2.2 La recourante ne s'en prend pas directement à cette motivation.
Dans une
argumentation essentiellement appellatoire, partant, irrecevable
(art. 90 al.
1 let. b OJ; ATF 126 III 534 consid. 1b p. 536; 125 I 492 consid. 1b
p. 495),
elle se contente d'affirmer, sans rien démontrer, que les pièces
qu'elle
avait requises n'ont pas toutes été fournies par l'intimé, qui n'a
produit
notamment aucun document bancaire ni un état sérieux des encaissements
mensuels de ses loyers, avec des dates précises. Elle soutient en
outre qu'il
existerait un sérieux doute quant à la réalité des chiffres transmis
par le
cabinet chargé de la gérance de l'immeuble, dont les diverses
attestations
seraient "très approximatives et contradictoires", puisque chacune
d'elles
mentionnerait des montants différents qui, de surcroît, ne
correspondraient
pas aux chiffres, beaucoup plus élevés, figurant dans les baux à
loyer.

Ce faisant, elle ne prétend pas que l'autorité cantonale aurait
refusé de
donner suite à ses réquisitions de pièces. Cette juridiction y a
d'ailleurs
fait droit, selon les propres dires de la recourante. On ne voit donc
pas en
quoi son droit d'être entendue - dont elle ne précise du reste pas
s'il se
fonde sur l'art. 29 al. 2 Cst. ou sur le droit cantonal de procédure
- aurait
été violé. Son grief revient en réalité à se plaindre d'arbitraire
dans
l'appréciation des preuves. Autant qu'il est suffisamment motivé
(art. 90 al.
1 let. b OJ), ce moyen apparaît infondé. Le seul fait que les
attestations de
la gérance de l'immeuble fassent état de montants - dont la
recourante ne
précise pas s'ils sont bruts ou nets - présentant des divergences ne
suffit
manifestement pas à prouver que l'autorité cantonale aurait retenu un
revenu
locatif arbitrairement bas. En effet, il n'est pas contesté que
celle-ci
s'est fondée sur les loyers figurant dans les baux; or la recourante
reconnaît elle-même qu'il s'agit de montants plus élevés que ceux
mentionnés
sur les attestations de la gérance. Que celles-ci présentent
d'éventuelles
différences est dès lors sans pertinence.

3.
Dans un autre grief, la recourante soutient que la séparation d'avec
son mari
doit être considérée comme définitive malgré l'absence de procédure en
divorce, les conditions d'une telle action n'étant actuellement pas
remplies.
Par conséquent, l'autorité cantonale aurait commis arbitraire en
octroyant
une contribution d'entretien à l'intimé, qui bénéficie d'un
disponible de
1'043 fr. par mois, au lieu d'appliquer l'art. 125 CC, disposition
selon
laquelle l'allocation d'une pension n'est envisageable que lorsque
l'époux
concerné ne peut pourvoir lui-même à son entretien convenable.

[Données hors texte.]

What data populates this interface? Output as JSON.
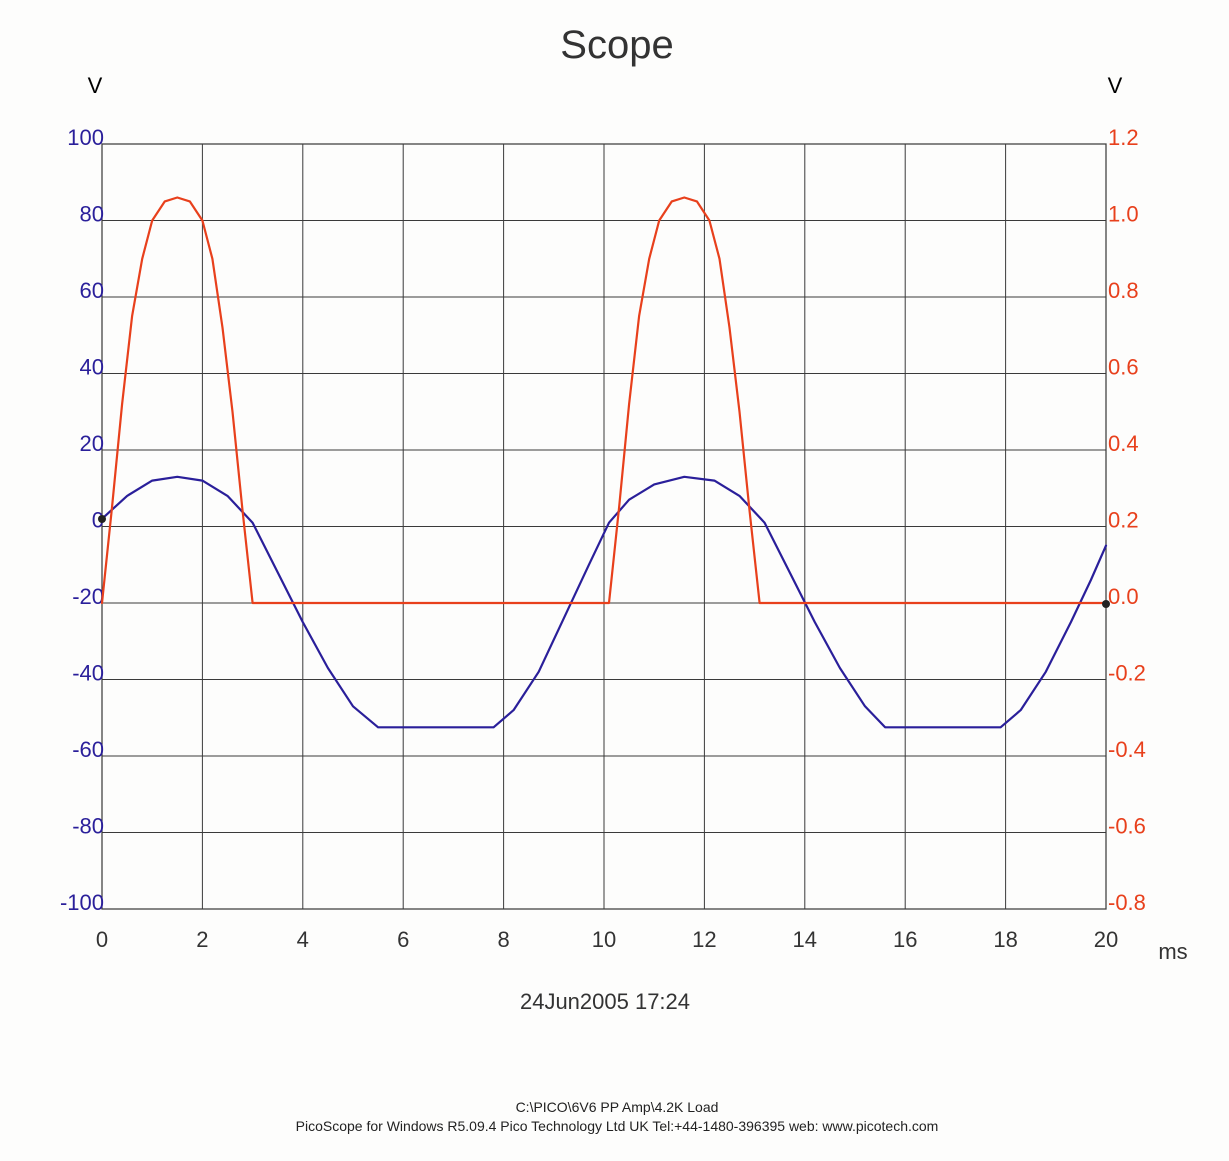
{
  "chart_data": {
    "type": "line",
    "title": "Scope",
    "x": {
      "unit": "ms",
      "range": [
        0,
        20
      ],
      "ticks": [
        0,
        2,
        4,
        6,
        8,
        10,
        12,
        14,
        16,
        18,
        20
      ]
    },
    "y_left": {
      "unit": "V",
      "range": [
        -100,
        100
      ],
      "ticks": [
        100,
        80,
        60,
        40,
        20,
        0,
        -20,
        -40,
        -60,
        -80,
        -100
      ],
      "tick_labels": [
        "100",
        "80",
        "60",
        "40",
        "20",
        "0",
        "-20",
        "-40",
        "-60",
        "-80",
        "-100"
      ],
      "color": "#2a1f9a"
    },
    "y_right": {
      "unit": "V",
      "range": [
        -0.8,
        1.2
      ],
      "ticks": [
        1.2,
        1.0,
        0.8,
        0.6,
        0.4,
        0.2,
        0.0,
        -0.2,
        -0.4,
        -0.6,
        -0.8
      ],
      "tick_labels": [
        "1.2",
        "1.0",
        "0.8",
        "0.6",
        "0.4",
        "0.2",
        "0.0",
        "-0.2",
        "-0.4",
        "-0.6",
        "-0.8"
      ],
      "color": "#e8401c"
    },
    "grid": true,
    "series": [
      {
        "axis": "left",
        "color": "#2a1f9a",
        "points": [
          [
            0,
            2
          ],
          [
            0.5,
            8
          ],
          [
            1.0,
            12
          ],
          [
            1.5,
            13
          ],
          [
            2.0,
            12
          ],
          [
            2.5,
            8
          ],
          [
            3.0,
            1
          ],
          [
            3.5,
            -12
          ],
          [
            4.0,
            -25
          ],
          [
            4.5,
            -37
          ],
          [
            5.0,
            -47
          ],
          [
            5.5,
            -52.5
          ],
          [
            6.0,
            -52.5
          ],
          [
            7.0,
            -52.5
          ],
          [
            7.8,
            -52.5
          ],
          [
            8.2,
            -48
          ],
          [
            8.7,
            -38
          ],
          [
            9.2,
            -24
          ],
          [
            9.7,
            -10
          ],
          [
            10.1,
            1
          ],
          [
            10.5,
            7
          ],
          [
            11.0,
            11
          ],
          [
            11.6,
            13
          ],
          [
            12.2,
            12
          ],
          [
            12.7,
            8
          ],
          [
            13.2,
            1
          ],
          [
            13.7,
            -12
          ],
          [
            14.2,
            -25
          ],
          [
            14.7,
            -37
          ],
          [
            15.2,
            -47
          ],
          [
            15.6,
            -52.5
          ],
          [
            16.5,
            -52.5
          ],
          [
            17.9,
            -52.5
          ],
          [
            18.3,
            -48
          ],
          [
            18.8,
            -38
          ],
          [
            19.3,
            -25
          ],
          [
            19.7,
            -14
          ],
          [
            20.0,
            -5
          ]
        ]
      },
      {
        "axis": "right",
        "color": "#e8401c",
        "points": [
          [
            0,
            0
          ],
          [
            0.2,
            0.25
          ],
          [
            0.4,
            0.52
          ],
          [
            0.6,
            0.75
          ],
          [
            0.8,
            0.9
          ],
          [
            1.0,
            1.0
          ],
          [
            1.25,
            1.05
          ],
          [
            1.5,
            1.06
          ],
          [
            1.75,
            1.05
          ],
          [
            2.0,
            1.0
          ],
          [
            2.2,
            0.9
          ],
          [
            2.4,
            0.72
          ],
          [
            2.6,
            0.5
          ],
          [
            2.8,
            0.24
          ],
          [
            3.0,
            0
          ],
          [
            10.1,
            0
          ],
          [
            10.3,
            0.25
          ],
          [
            10.5,
            0.52
          ],
          [
            10.7,
            0.75
          ],
          [
            10.9,
            0.9
          ],
          [
            11.1,
            1.0
          ],
          [
            11.35,
            1.05
          ],
          [
            11.6,
            1.06
          ],
          [
            11.85,
            1.05
          ],
          [
            12.1,
            1.0
          ],
          [
            12.3,
            0.9
          ],
          [
            12.5,
            0.72
          ],
          [
            12.7,
            0.5
          ],
          [
            12.9,
            0.24
          ],
          [
            13.1,
            0
          ],
          [
            20.0,
            0
          ]
        ]
      }
    ],
    "annotations": [
      "24Jun2005  17:24"
    ]
  },
  "footer": {
    "path": "C:\\PICO\\6V6 PP Amp\\4.2K Load",
    "software": "PicoScope for Windows R5.09.4 Pico Technology Ltd UK  Tel:+44-1480-396395  web: www.picotech.com"
  }
}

3.1 Pour fixer la contribution pécuniaire à verser par l'une des
parties à
l'autre selon l'art. 176 al. 1 ch. 1 CC, le juge doit en principe se
baser
sur la répartition des tâches entre les époux, qu'elle résulte d'une
entente
tacite ou expresse, ainsi que sur le mode et le contenu de la
contribution de
chacun d'eux (art. 163 al. 2 CC). Selon la doctrine, la structure de
la
communauté conjugale ne doit en effet pas être totalement modifiée
dans le
cadre des mesures protectrices, sous peine de préjuger du divorce
(Schwander,
Commentaire bâlois, n. 2 ad art. 176 CC). Le premier but de ces
mesures étant
d'amener les époux à se réconcilier ou, à tout le moins, d'éviter que
la
désunion ne se consomme (Deschenaux/ Steinauer/Baddeley, Les effets du
mariage, Berne 2000, n. 609 p. 266/267), il y a généralement lieu de
se
fonder sur la façon dont le mariage était vécu jusqu'alors et de s'en
tenir
aux relations qui existaient entre les époux (Hausheer/Reusser/Geiser,
Commentaire bernois, 1999, n. 18 ad art. 176 CC). Lorsqu'on ne peut
plus
sérieusement compter sur une reprise de la vie commune, l'indépendance
économique des conjoints devient toutefois un but prépondérant. Dans
ce cas,
les critères applicables à l'entretien après le divorce doivent être
pris en
considération pour évaluer la contribution due entre les conjoints
(ATF 128
III 65 consid. 4 p. 67 ss et les références).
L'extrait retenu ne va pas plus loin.